I collaborated closely across functions to keep feasibility and pace:
- Engineering. Weekly syncs and async reviews to ensure technical fit and pixel accuracy.
- Product. Translated business goals into shippable slices and milestones.
- QA. Documented behaviors, states, and edge cases; supported live QA during implementation.
- Stakeholders. Regular demos to validate progress and refine priorities.
Handoff package: Structured Figma library, page-level specs, motion/behavior notes, and Loom walkthroughs.
#The Final Product.
The MVP shipped in 12 weeks with:
- Customizable chat widget
- Scalable drag-and-drop bot builder
- Multi-channel inbox
- Robust onboarding tools (knowledge base, imports)
- Admin dashboard with user-friendly controls
Everything was built with modular components for future growth—no fluff, just utility.
#Results & Impact.
- Time to value. Bots deployable in 15 minutes.
- Efficiency. First-response time reduced by ~30% using quick replies and smart filters.
- Adoption. Positive pilot feedback, especially on the builder’s clarity and speed.
- Scalability.

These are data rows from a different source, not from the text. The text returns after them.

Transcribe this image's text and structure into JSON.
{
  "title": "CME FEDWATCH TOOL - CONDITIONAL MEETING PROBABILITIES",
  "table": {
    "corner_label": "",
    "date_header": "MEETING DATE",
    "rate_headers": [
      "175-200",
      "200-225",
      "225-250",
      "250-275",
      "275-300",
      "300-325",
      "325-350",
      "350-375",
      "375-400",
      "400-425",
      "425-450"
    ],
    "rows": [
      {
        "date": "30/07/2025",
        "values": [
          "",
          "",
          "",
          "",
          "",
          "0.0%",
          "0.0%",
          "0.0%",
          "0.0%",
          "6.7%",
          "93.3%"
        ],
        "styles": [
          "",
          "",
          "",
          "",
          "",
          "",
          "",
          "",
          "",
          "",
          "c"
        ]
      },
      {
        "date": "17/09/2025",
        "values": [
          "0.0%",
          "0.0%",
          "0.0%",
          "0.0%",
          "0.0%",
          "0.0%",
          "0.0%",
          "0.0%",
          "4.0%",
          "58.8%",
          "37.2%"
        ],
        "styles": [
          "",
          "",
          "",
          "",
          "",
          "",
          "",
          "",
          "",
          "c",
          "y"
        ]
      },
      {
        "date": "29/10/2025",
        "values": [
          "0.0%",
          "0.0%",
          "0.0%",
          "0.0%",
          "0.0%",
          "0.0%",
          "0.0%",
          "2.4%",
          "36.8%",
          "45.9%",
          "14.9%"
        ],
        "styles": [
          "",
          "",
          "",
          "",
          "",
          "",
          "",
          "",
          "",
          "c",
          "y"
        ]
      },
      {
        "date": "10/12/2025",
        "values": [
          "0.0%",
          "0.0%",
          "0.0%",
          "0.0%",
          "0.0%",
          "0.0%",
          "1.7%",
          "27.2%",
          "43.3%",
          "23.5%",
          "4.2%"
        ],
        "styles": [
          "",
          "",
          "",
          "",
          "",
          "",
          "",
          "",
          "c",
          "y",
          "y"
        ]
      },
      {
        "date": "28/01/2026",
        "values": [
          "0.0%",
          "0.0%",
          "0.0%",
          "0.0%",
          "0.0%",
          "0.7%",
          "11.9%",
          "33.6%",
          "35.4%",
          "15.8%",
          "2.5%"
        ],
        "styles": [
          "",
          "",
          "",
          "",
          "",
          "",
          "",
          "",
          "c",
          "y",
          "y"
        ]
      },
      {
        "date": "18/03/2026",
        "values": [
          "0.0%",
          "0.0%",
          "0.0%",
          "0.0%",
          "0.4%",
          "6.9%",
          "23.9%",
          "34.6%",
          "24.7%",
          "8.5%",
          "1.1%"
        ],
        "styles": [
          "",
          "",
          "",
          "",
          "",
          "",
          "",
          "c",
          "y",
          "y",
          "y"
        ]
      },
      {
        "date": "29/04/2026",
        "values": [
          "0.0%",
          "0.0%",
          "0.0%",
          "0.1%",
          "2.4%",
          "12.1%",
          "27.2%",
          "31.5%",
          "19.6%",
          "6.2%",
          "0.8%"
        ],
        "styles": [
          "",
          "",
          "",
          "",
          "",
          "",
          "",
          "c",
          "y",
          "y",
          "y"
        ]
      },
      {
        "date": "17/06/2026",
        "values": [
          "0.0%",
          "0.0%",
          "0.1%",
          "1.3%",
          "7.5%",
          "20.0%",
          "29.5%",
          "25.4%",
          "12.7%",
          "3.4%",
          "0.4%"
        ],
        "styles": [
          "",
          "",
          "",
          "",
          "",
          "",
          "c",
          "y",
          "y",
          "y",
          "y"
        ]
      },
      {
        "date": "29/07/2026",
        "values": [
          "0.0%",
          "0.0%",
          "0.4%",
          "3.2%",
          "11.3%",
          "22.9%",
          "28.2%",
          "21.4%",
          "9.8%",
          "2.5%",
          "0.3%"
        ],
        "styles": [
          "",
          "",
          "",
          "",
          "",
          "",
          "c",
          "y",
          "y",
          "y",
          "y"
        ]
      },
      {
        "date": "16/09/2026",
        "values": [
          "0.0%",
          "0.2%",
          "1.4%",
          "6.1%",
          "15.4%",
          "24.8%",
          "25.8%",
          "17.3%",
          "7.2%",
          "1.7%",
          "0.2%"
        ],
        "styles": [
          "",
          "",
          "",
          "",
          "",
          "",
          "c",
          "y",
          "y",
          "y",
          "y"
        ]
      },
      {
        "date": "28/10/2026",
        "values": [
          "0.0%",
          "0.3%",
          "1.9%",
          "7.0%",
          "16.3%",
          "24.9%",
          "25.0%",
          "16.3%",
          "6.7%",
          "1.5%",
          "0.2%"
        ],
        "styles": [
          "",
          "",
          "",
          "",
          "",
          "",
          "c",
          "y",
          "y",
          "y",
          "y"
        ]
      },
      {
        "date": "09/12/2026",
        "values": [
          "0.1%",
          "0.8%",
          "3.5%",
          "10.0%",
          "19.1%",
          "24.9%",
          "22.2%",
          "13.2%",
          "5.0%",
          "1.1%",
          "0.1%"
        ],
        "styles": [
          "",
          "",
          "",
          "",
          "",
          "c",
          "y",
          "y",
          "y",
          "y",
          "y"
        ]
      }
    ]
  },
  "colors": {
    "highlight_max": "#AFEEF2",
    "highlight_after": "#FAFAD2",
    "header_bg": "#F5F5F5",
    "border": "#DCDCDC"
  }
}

Componentized system ready for rapid feature iteration.
#Reflection & Lessons Learned.
#What worked
- Early, frequent alignment minimized scope creep.
- Templates delivered value before deeper learning was required.
- Weekly feedback loops exposed friction before dev handoff.
#What I’d do differently
- Invest even earlier in usability testing for complex tools (e.g., the builder).
- Add a guided onboarding sequence to accelerate first-time success.
- Define analytics upfront to measure MVP success immediately post-launch.